Foto: Romildo de Jesus
Ravengar
Ravengar

 Quase 10 anos atrás das grades vendo o mundo por um viés bem diferente dos que vivem nessa selva civilizada. Tempo para meditar, ler muito, tornar-se quase um “filósofo”. De volta às ruas por uma semana, direito concedido pela Justiça, Ravengar, o homem que ganhou a alcunha de maior traficante da Bahia, quer aproveitar cada minuto dessa dádiva para ele, que é a liberdade. Ele diz que aprendeu muito na cadeia e de lá até se arvora a escrever crônicas e comentários sobre o mundo cá de fora. Seu último alvo é o bicheiro Cachoeira. Ele se vale de lembranças do passado para contar o que era o bicho nos velhos tempos e o que ele é hoje. Neste depoimento exclusivo ao jornalista Paulo Roberto Sampaio, em que conta como se inspirou para tomar gosto pelas letras, ele fala da vida atrás das grades, a verdadeira revolução que estabeleceu na unidade 1, onde o respeito ao próximo e aos diferentes passou a ser lei, onde homossexuais deixaram de ser escravos sexuais ou empregados domésticos e passaram a ser tratados como gente. Com dignidade e respeito. No isolamento da prisão, ele passou a se comunicar de alguma forma com personalidades marcantes da vida do País e nesse seu mundo imaginário já “entrevistou” gente famosa e relata tudo em seu blog, escrito na cadeia  e postado e administrado pela neta: http://www.blogmeuavo.blogspot.com.br/

 
Pergunta – Você disse que nesses 10 anos aprendeu a conviver também com as diferenças, com as  diferentes culturas. O que significa isso?

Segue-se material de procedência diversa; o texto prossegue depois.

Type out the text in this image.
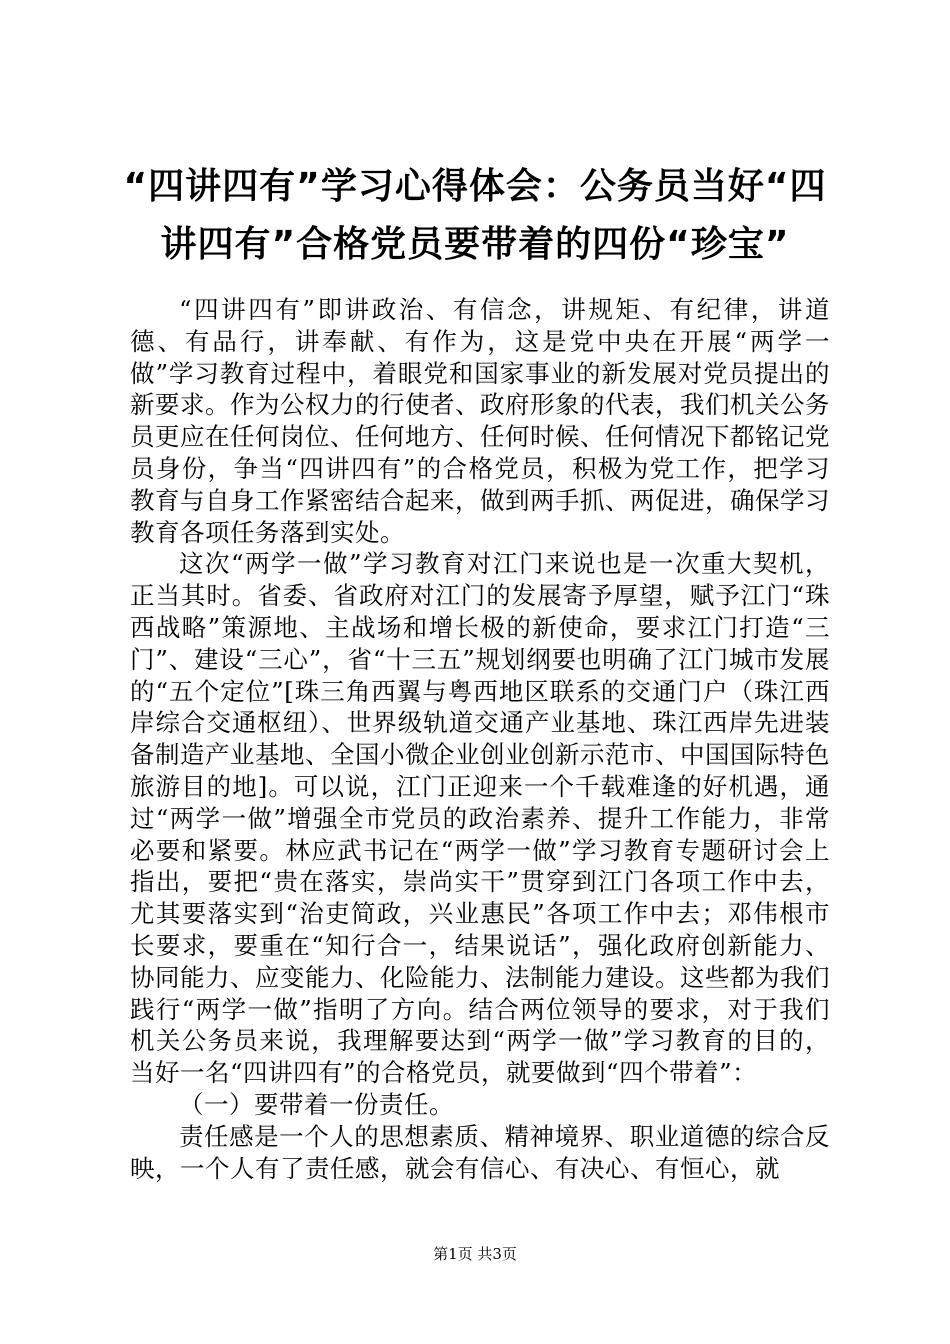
“四讲四有”学习心得体会：公务员当好“四讲四有”合格党员要带着的四份“珍宝”

“四讲四有”即讲政治、有信念，讲规矩、有纪律，讲道德、有品行，讲奉献、有作为，这是党中央在开展“两学一做”学习教育过程中，着眼党和国家事业的新发展对党员提出的新要求。作为公权力的行使者、政府形象的代表，我们机关公务员更应在任何岗位、任何地方、任何时候、任何情况下都铭记党员身份，争当“四讲四有”的合格党员，积极为党工作，把学习教育与自身工作紧密结合起来，做到两手抓、两促进，确保学习教育各项任务落到实处。

这次“两学一做”学习教育对江门来说也是一次重大契机，正当其时。省委、省政府对江门的发展寄予厚望，赋予江门“珠西战略”策源地、主战场和增长极的新使命，要求江门打造“三门”、建设“三心”，省“十三五”规划纲要也明确了江门城市发展的“五个定位”[珠三角西翼与粤西地区联系的交通门户（珠江西岸综合交通枢纽）、世界级轨道交通产业基地、珠江西岸先进装备制造产业基地、全国小微企业创业创新示范市、中国国际特色旅游目的地]。可以说，江门正迎来一个千载难逢的好机遇，通过“两学一做”增强全市党员的政治素养、提升工作能力，非常必要和紧要。林应武书记在“两学一做”学习教育专题研讨会上指出，要把“贵在落实，崇尚实干”贯穿到江门各项工作中去，尤其要落实到“治吏简政，兴业惠民”各项工作中去；邓伟根市长要求，要重在“知行合一，结果说话”，强化政府创新能力、协同能力、应变能力、化险能力、法制能力建设。这些都为我们践行“两学一做”指明了方向。结合两位领导的要求，对于我们机关公务员来说，我理解要达到“两学一做”学习教育的目的，当好一名“四讲四有”的合格党员，就要做到“四个带着”：

（一）要带着一份责任。

责任感是一个人的思想素质、精神境界、职业道德的综合反映，一个人有了责任感，就会有信心、有决心、有恒心，就

第1页 共3页
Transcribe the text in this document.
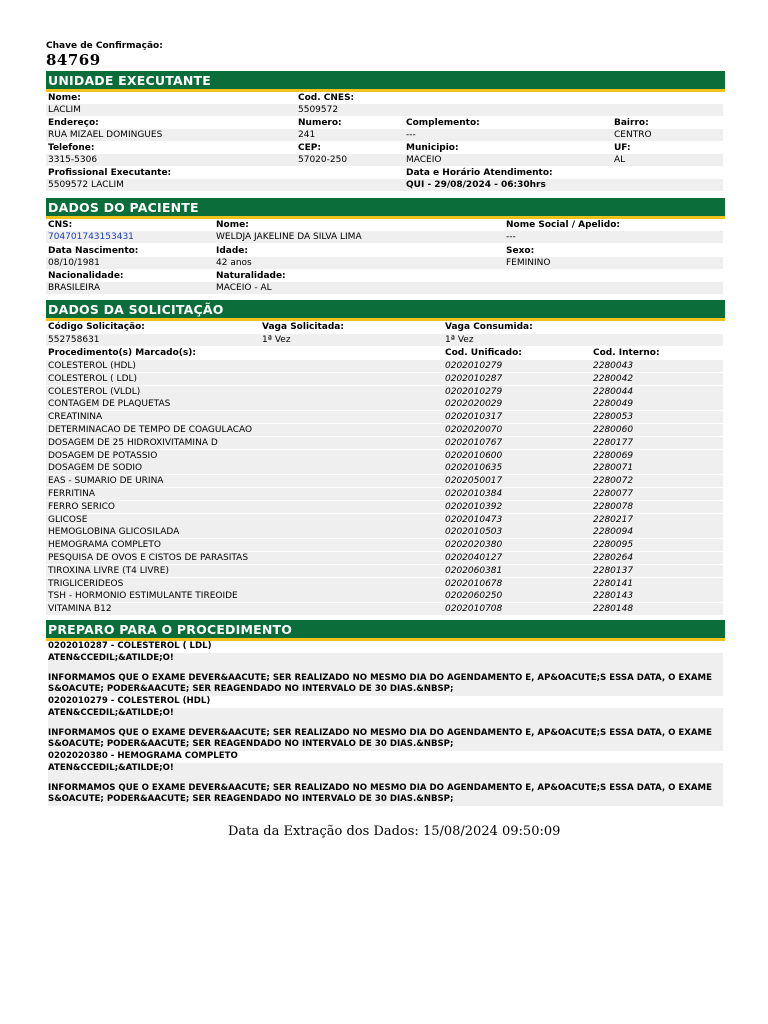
Chave de Confirmação:
84769
UNIDADE EXECUTANTE
Nome:	Cod. CNES:
LACLIM	5509572
Endereço:	Numero:	Complemento:	Bairro:
RUA MIZAEL DOMINGUES	241	---	CENTRO
Telefone:	CEP:	Municipio:	UF:
3315-5306	57020-250	MACEIO	AL
Profissional Executante:	Data e Horário Atendimento:
5509572 LACLIM	QUI - 29/08/2024 - 06:30hrs
DADOS DO PACIENTE
CNS:	Nome:	Nome Social / Apelido:
704701743153431	WELDJA JAKELINE DA SILVA LIMA	---
Data Nascimento:	Idade:	Sexo:
08/10/1981	42 anos	FEMININO
Nacionalidade:	Naturalidade:
BRASILEIRA	MACEIO - AL
DADOS DA SOLICITAÇÃO
Código Solicitação:	Vaga Solicitada:	Vaga Consumida:
552758631	1ª Vez	1ª Vez
Procedimento(s) Marcado(s):	Cod. Unificado:	Cod. Interno:
COLESTEROL (HDL)	0202010279	2280043
COLESTEROL ( LDL)	0202010287	2280042
COLESTEROL (VLDL)	0202010279	2280044
CONTAGEM DE PLAQUETAS	0202020029	2280049
CREATININA	0202010317	2280053
DETERMINACAO DE TEMPO DE COAGULACAO	0202020070	2280060
DOSAGEM DE 25 HIDROXIVITAMINA D	0202010767	2280177
DOSAGEM DE POTASSIO	0202010600	2280069
DOSAGEM DE SODIO	0202010635	2280071
EAS - SUMARIO DE URINA	0202050017	2280072
FERRITINA	0202010384	2280077
FERRO SERICO	0202010392	2280078
GLICOSE	0202010473	2280217
HEMOGLOBINA GLICOSILADA	0202010503	2280094
HEMOGRAMA COMPLETO	0202020380	2280095
PESQUISA DE OVOS E CISTOS DE PARASITAS	0202040127	2280264
TIROXINA LIVRE (T4 LIVRE)	0202060381	2280137
TRIGLICERIDEOS	0202010678	2280141
TSH - HORMONIO ESTIMULANTE TIREOIDE	0202060250	2280143
VITAMINA B12	0202010708	2280148
PREPARO PARA O PROCEDIMENTO
0202010287 - COLESTEROL ( LDL)
ATEN&CCEDIL;&ATILDE;O!
INFORMAMOS QUE O EXAME DEVER&AACUTE; SER REALIZADO NO MESMO DIA DO AGENDAMENTO E, AP&OACUTE;S ESSA DATA, O EXAME S&OACUTE; PODER&AACUTE; SER REAGENDADO NO INTERVALO DE 30 DIAS.&NBSP;
0202010279 - COLESTEROL (HDL)
ATEN&CCEDIL;&ATILDE;O!
INFORMAMOS QUE O EXAME DEVER&AACUTE; SER REALIZADO NO MESMO DIA DO AGENDAMENTO E, AP&OACUTE;S ESSA DATA, O EXAME S&OACUTE; PODER&AACUTE; SER REAGENDADO NO INTERVALO DE 30 DIAS.&NBSP;
0202020380 - HEMOGRAMA COMPLETO
ATEN&CCEDIL;&ATILDE;O!
INFORMAMOS QUE O EXAME DEVER&AACUTE; SER REALIZADO NO MESMO DIA DO AGENDAMENTO E, AP&OACUTE;S ESSA DATA, O EXAME S&OACUTE; PODER&AACUTE; SER REAGENDADO NO INTERVALO DE 30 DIAS.&NBSP;
Data da Extração dos Dados: 15/08/2024 09:50:09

Ravengar – Sim, com as diferentes culturas porque a gente vê que a sociedade tem aquela imagem de que o homem preso já não é mais nada, não possui mais nenhum elemento de produção, quer dizer, isso no pensamento equivocado que a sociedade prega. Na verdade, o homem preso tem muito a dar porque ele está atrás das grades, mas o pensamento dele está livre. E aí, quando ele está nesse dilema, entre passado e futuro, o homem que tem força de vontade quer aprender para superar as coisas ruins que viveu e foram aí encontradas. Se ele pensa assim, ele consegue. E aí, graças a Deus eu procurei ir pelo caminho da literatura, por algo que  chamo de jornalismo. 
 
Pergunta  – E o que é que essa literatura lhe passou?
Ravengar - É através da literatura que a gente passa a absorver o que é a vida. Permite que você possa pensar no futuro e eu pensei esses anos todos nisso, que pra mim a palavra errar, nunca mais. Isso é uma coisa que a gente aprende lá dentro. Se tem força de vontade, aprende. Aprendi porque a cultura é o alimento de poucos. A gente sabe quem é o homem inteligente, sábio e o homem da cultura. São as três vertentes que a gente às vezes consegue decifrar de maneira bem clássica, mas são tão distintas!  Eu que passei esse tempo todo preso e hoje não me arrependo. Estou lutando pela minha liberdade imaginando que o sol amanhã vai brilhar mais forte do que era antes. Eu tenho um raciocínio convicto, eu acho que na maioria das vezes, o bem faz mais mal do que o próprio mal por ser o parceiro eterno do mal. A gente se machuca e vai lá com esparadrapo e mertiolate e trata daquela ferida, porque todos os alicerces humanos passam pela coluna do bem. O bem é o alicerce de tudo, mais de repente, no meio do caminho, aquele bem se transforma no mal que seria o bem do passado transformado no mal do presente e do futuro. Eu falo sobre isso nos meus editoriais, não com a sabedoria do senhor, editor-chefe, com o seu gabarito, com essa vivência toda, mas com o meu modo de ver a vida.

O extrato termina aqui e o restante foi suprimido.